Colheita do milho safrinha avança para 49% no Centro-Sul e ganha ritmo com Mato Grosso na reta final
Levantamento da AgRural aponta aceleração da colheita após atrasos provocados pelo excesso de umidade. Mato Grosso lidera os trabalhos, enquanto Paraná, Goiás e Mato Grosso do Sul intensificam a retirada do cereal do campo.
Publicado em: 21/07/2026 às 10:30hs
A colheita do milho safrinha 2026 acelerou nas principais regiões produtoras do Brasil e já alcança 49% da área cultivada no Centro-Sul, segundo levantamento da AgRural. O avanço marca a segunda semana consecutiva de ritmo mais intenso dos trabalhos, após um início de temporada prejudicado pelo excesso de umidade e pelas chuvas que retardaram a maturação e a secagem natural dos grãos.
Embora ainda ocorram precipitações isoladas em algumas áreas produtoras, as condições de campo melhoraram significativamente, permitindo que as máquinas avançassem de forma simultânea em praticamente todos os estados da região.
Colheita acelera após início lento da safra
Os dados mostram que, até a última quinta-feira (16), 49% da área cultivada com milho safrinha no Centro-Sul havia sido colhida, frente aos 40% registrados na semana anterior.
Na comparação com o mesmo período da safra passada, porém, os trabalhos ainda apresentam atraso. Em igual momento da colheita de 2025, 55% da área já havia sido colhida, evidenciando os impactos provocados pelas condições climáticas deste ciclo.
Apesar da diferença em relação ao ano anterior, a evolução registrada nas últimas semanas indica recuperação gradual do cronograma de colheita.
Mato Grosso lidera e encerra os trabalhos em diversas regiões
Maior produtor brasileiro de milho de segunda safra, Mato Grosso segue à frente do calendário nacional.
Nas áreas do médio-norte do estado, a colheita já foi concluída ou está muito próxima do encerramento, consolidando Mato Grosso como referência no avanço da safra brasileira.
O desempenho do estado é determinante para o ritmo nacional, já que responde por uma parcela significativa da produção de milho destinada tanto ao mercado interno quanto às exportações.
Paraná e Goiás intensificam a retirada do cereal
Após Mato Grosso, Paraná e Goiás aparecem como os estados com maior avanço na colheita, embora ainda mantenham uma distância considerável em relação ao líder nacional.
Os dois estados vêm acelerando os trabalhos à medida que as condições climáticas favorecem a operação das colheitadeiras e reduzem os níveis de umidade dos grãos.
A expectativa do mercado é de que o ritmo continue aumentando nas próximas semanas, caso o clima permaneça favorável.

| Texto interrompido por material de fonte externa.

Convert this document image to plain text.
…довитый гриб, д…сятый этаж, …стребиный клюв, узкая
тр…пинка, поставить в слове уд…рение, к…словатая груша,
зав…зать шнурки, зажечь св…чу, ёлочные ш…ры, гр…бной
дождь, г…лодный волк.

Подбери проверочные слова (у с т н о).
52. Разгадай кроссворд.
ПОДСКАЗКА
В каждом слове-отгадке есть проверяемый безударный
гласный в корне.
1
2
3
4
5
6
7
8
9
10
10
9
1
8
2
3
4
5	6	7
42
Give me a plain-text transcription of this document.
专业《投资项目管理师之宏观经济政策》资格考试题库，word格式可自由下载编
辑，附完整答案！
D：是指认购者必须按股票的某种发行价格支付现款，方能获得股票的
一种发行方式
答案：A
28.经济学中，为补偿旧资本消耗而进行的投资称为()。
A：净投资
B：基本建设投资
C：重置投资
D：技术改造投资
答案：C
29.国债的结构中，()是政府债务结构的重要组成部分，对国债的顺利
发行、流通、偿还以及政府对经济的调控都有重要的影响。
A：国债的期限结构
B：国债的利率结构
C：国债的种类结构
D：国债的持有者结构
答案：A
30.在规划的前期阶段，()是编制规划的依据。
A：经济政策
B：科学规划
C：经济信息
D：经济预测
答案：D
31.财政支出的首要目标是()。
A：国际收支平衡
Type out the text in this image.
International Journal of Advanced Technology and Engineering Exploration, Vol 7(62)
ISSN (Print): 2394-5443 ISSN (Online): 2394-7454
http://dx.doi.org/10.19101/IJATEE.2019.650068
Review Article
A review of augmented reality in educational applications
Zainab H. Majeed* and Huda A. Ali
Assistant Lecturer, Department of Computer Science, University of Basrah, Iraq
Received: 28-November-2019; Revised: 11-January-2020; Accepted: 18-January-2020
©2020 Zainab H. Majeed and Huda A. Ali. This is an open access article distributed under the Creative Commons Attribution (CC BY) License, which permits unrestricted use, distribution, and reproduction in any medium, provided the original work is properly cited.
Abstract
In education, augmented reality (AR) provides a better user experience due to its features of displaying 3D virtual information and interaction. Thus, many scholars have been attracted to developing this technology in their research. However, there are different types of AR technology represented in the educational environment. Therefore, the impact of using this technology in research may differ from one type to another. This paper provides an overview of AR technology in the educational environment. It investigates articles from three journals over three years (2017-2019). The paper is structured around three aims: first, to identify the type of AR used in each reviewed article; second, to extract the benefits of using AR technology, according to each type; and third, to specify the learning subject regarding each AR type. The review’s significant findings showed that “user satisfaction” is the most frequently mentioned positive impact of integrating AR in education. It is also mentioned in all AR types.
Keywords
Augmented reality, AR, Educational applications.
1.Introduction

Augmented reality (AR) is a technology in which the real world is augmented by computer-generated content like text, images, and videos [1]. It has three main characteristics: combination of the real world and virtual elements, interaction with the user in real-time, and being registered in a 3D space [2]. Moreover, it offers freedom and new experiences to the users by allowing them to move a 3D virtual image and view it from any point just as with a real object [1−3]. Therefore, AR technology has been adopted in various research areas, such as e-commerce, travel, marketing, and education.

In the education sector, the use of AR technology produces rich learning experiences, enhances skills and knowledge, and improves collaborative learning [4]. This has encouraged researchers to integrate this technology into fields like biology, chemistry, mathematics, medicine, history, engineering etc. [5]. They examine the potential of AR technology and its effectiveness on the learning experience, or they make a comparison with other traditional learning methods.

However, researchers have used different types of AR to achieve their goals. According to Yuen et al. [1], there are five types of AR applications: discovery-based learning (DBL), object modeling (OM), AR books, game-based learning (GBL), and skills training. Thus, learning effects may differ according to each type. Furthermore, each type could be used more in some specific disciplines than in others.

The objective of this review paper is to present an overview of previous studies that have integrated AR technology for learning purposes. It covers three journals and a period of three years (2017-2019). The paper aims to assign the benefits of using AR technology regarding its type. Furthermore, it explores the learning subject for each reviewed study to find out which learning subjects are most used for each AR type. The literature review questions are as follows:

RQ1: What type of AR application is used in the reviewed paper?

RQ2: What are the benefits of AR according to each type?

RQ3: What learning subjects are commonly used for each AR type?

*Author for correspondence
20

Mato Grosso do Sul ganha velocidade
Um dos destaques da última semana foi Mato Grosso do Sul, onde a colheita finalmente ganhou ritmo.
Durante a primeira quinzena de julho, o excesso de umidade nos grãos dificultou o início das operações, retardando a entrada das máquinas nas lavouras.
Com a melhora das condições de campo, os produtores passaram a intensificar os trabalhos, contribuindo para a aceleração da colheita em toda a região Centro-Sul.
Clima segue no radar do mercado
Apesar da evolução da colheita, o clima continua sendo um fator de atenção para produtores e agentes do mercado.
Chuvas isoladas ainda são registradas em algumas regiões produtoras e podem provocar interrupções pontuais, especialmente em áreas onde os grãos ainda apresentam elevado teor de umidade.
A velocidade da colheita nas próximas semanas será determinante para a logística de armazenamento, transporte e comercialização da segunda safra de milho, considerada a principal responsável pelo abastecimento interno e pelo desempenho das exportações brasileiras do cereal.
Expectativa é de avanço acelerado nas próximas semanas
Com Mato Grosso praticamente encerrando os trabalhos e os demais estados ampliando o ritmo das operações, a tendência é de forte evolução da colheita durante a segunda quinzena de julho.
O avanço da retirada do milho do campo também deverá aumentar a oferta física do cereal no mercado, fator acompanhado de perto por produtores, cooperativas, tradings e indústrias consumidoras, em um momento decisivo para a formação dos preços da safra 2026.